Settling velocities of suspended cohesive sediment in estuaries vary over a range of several orders in magnitude. Variations in the suspended sediment concentration are often considered as the principal cause. Turbulence and the suspended sediment concentration, as well as other factors such as salinity, dissolved organic substances, flocculation ability, and the rate of floc growth affect setting velocities. A laterally−averaged finite difference model for hydrodynamics and cohesive sediment transport is developed and applied in the Tanshui River estuary, Taiwan. The model has been calibrated and verified with water surface elevation, longitudinal velocity, salinity, and cohesive sediment measured. The overall performance of the model is in qualitative agreement with the available data. The model is used to investigate the influence of settling velocity on cohesive sediment transport dynamics. The simulation indicates that the turbidity maximum zone is near Kuan−Du.

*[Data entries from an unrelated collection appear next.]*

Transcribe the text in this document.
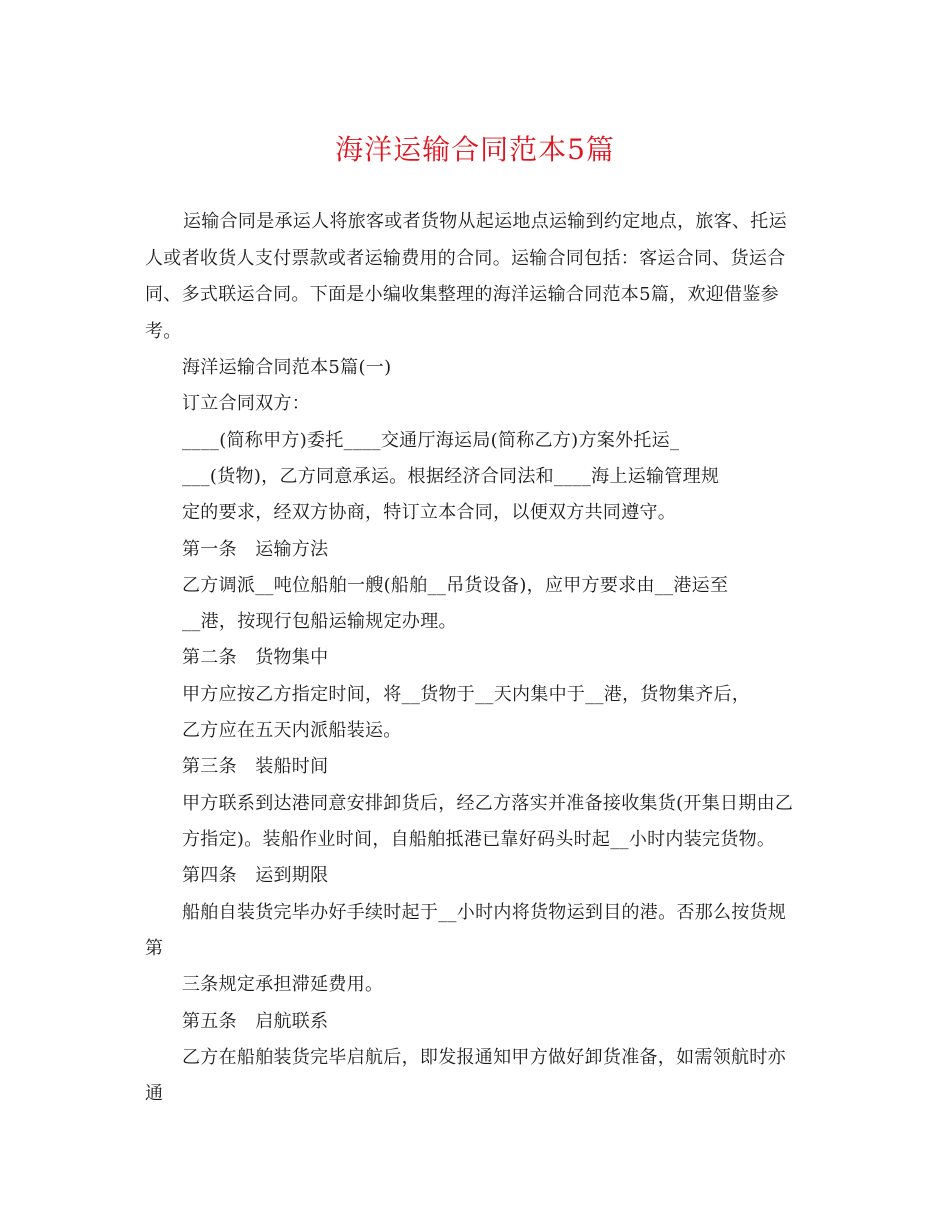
海洋运输合同范本5篇

运输合同是承运人将旅客或者货物从起运地点运输到约定地点，旅客、托运人或者收货人支付票款或者运输费用的合同。运输合同包括：客运合同、货运合同、多式联运合同。下面是小编收集整理的海洋运输合同范本5篇，欢迎借鉴参考。

海洋运输合同范本5篇(一)

订立合同双方：

____(简称甲方)委托____交通厅海运局(简称乙方)方案外托运_

___(货物)，乙方同意承运。根据经济合同法和____海上运输管理规

定的要求，经双方协商，特订立本合同，以便双方共同遵守。

第一条　运输方法

乙方调派__吨位船舶一艘(船舶__吊货设备)，应甲方要求由__港运至

__港，按现行包船运输规定办理。

第二条　货物集中

甲方应按乙方指定时间，将__货物于__天内集中于__港，货物集齐后，

乙方应在五天内派船装运。

第三条　装船时间

甲方联系到达港同意安排卸货后，经乙方落实并准备接收集货(开集日期由乙

方指定)。装船作业时间，自船舶抵港已靠好码头时起__小时内装完货物。

第四条　运到期限

船舶自装货完毕办好手续时起于__小时内将货物运到目的港。否那么按货规

第

三条规定承担滞延费用。

第五条　启航联系

乙方在船舶装货完毕启航后，即发报通知甲方做好卸货准备，如需领航时亦

通
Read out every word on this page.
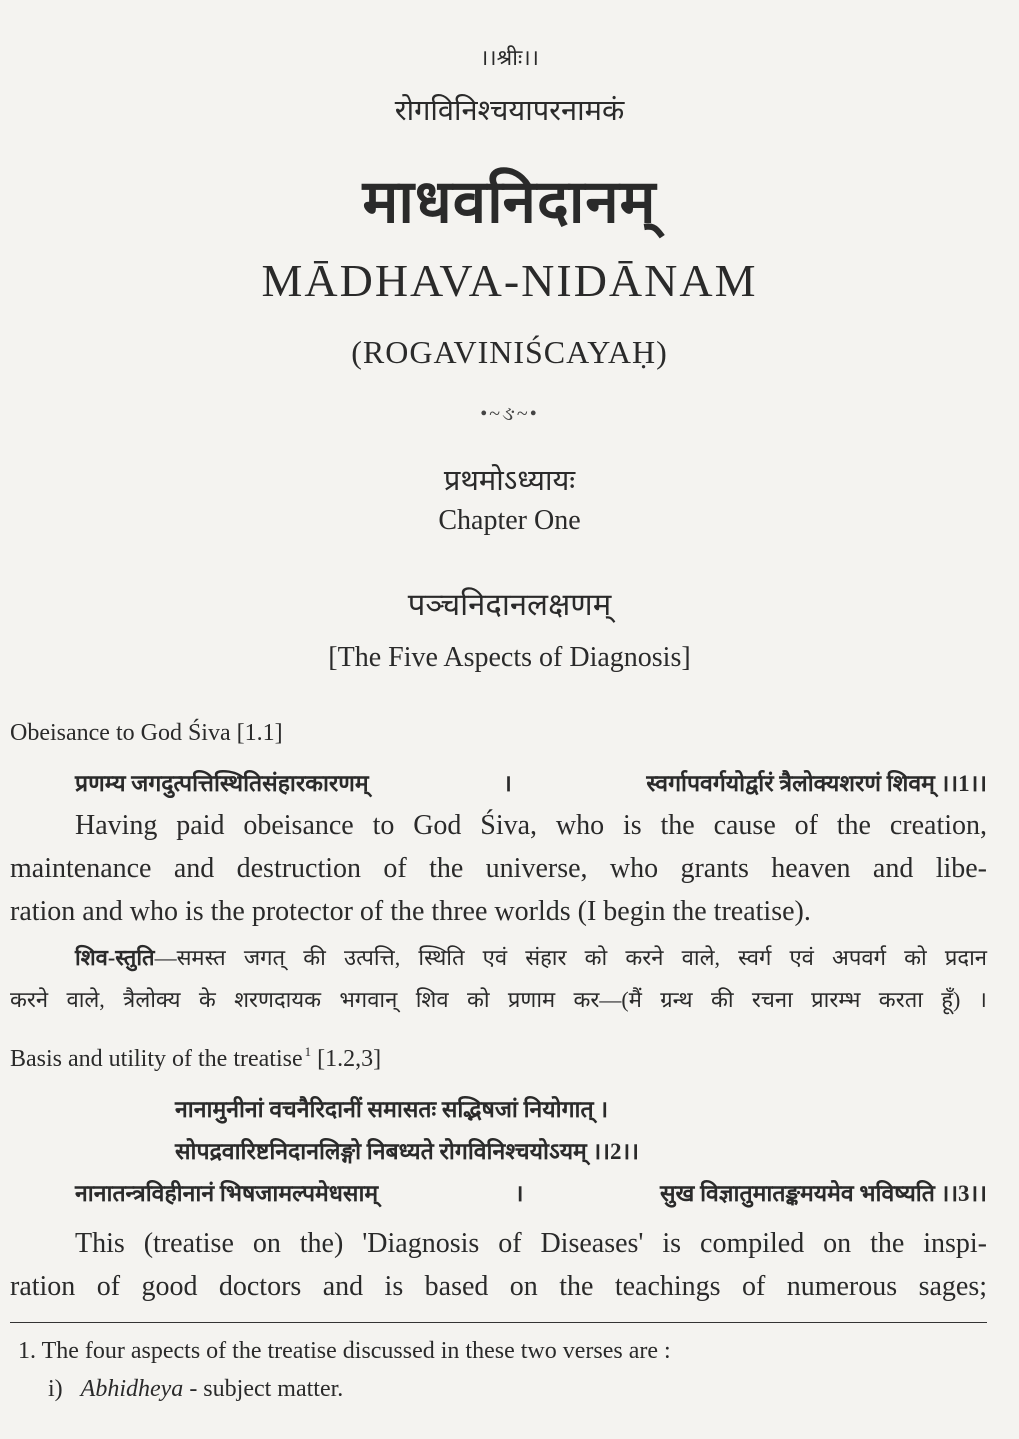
।।श्रीः।।
रोगविनिश्चयापरनामकं
माधवनिदानम्
MĀDHAVA-NIDĀNAM
(ROGAVINIŚCAYAḤ)
•~ઙ~•
प्रथमोऽध्यायः
Chapter One
पञ्चनिदानलक्षणम्
[The Five Aspects of Diagnosis]
Obeisance to God Śiva [1.1]
प्रणम्य जगदुत्पत्तिस्थितिसंहारकारणम्	।	स्वर्गापवर्गयोर्द्वारं त्रैलोक्यशरणं शिवम् ।।1।।
Having paid obeisance to God Śiva, who is the cause of the creation,
maintenance and destruction of the universe, who grants heaven and libe-
ration and who is the protector of the three worlds (I begin the treatise).
शिव-स्तुति—समस्त जगत् की उत्पत्ति, स्थिति एवं संहार को करने वाले, स्वर्ग एवं अपवर्ग को प्रदान
करने वाले, त्रैलोक्य के शरणदायक भगवान् शिव को प्रणाम कर—(मैं ग्रन्थ की रचना प्रारम्भ करता हूँ) ।
Basis and utility of the treatise $^1$ [1.2,3]
नानामुनीनां वचनैरिदानीं समासतः सद्भिषजां नियोगात् ।
सोपद्रवारिष्टनिदानलिङ्गो निबध्यते रोगविनिश्चयोऽयम् ।।2।।
नानातन्त्रविहीनानं भिषजामल्पमेधसाम्	।	सुख विज्ञातुमातङ्कमयमेव भविष्यति ।।3।।
This (treatise on the) 'Diagnosis of Diseases' is compiled on the inspi-
ration of good doctors and is based on the teachings of numerous sages;
1. The four aspects of the treatise discussed in these two verses are :
i) Abhidheya - subject matter.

When settling velocities increase the surface cohesive sediment concentration at Kuan−Du station trends to decrease and bottom cohesive sediment concentration increases. Both surface and bottom cohesive sediment concentrations decrease at Taipei Bridge and Pa−Ling Bridge. This implies that suspended sediment advected seaward and deposited. There is consequently a net seaward flux of suspended sediment near surface, and a net landward flux near the bed.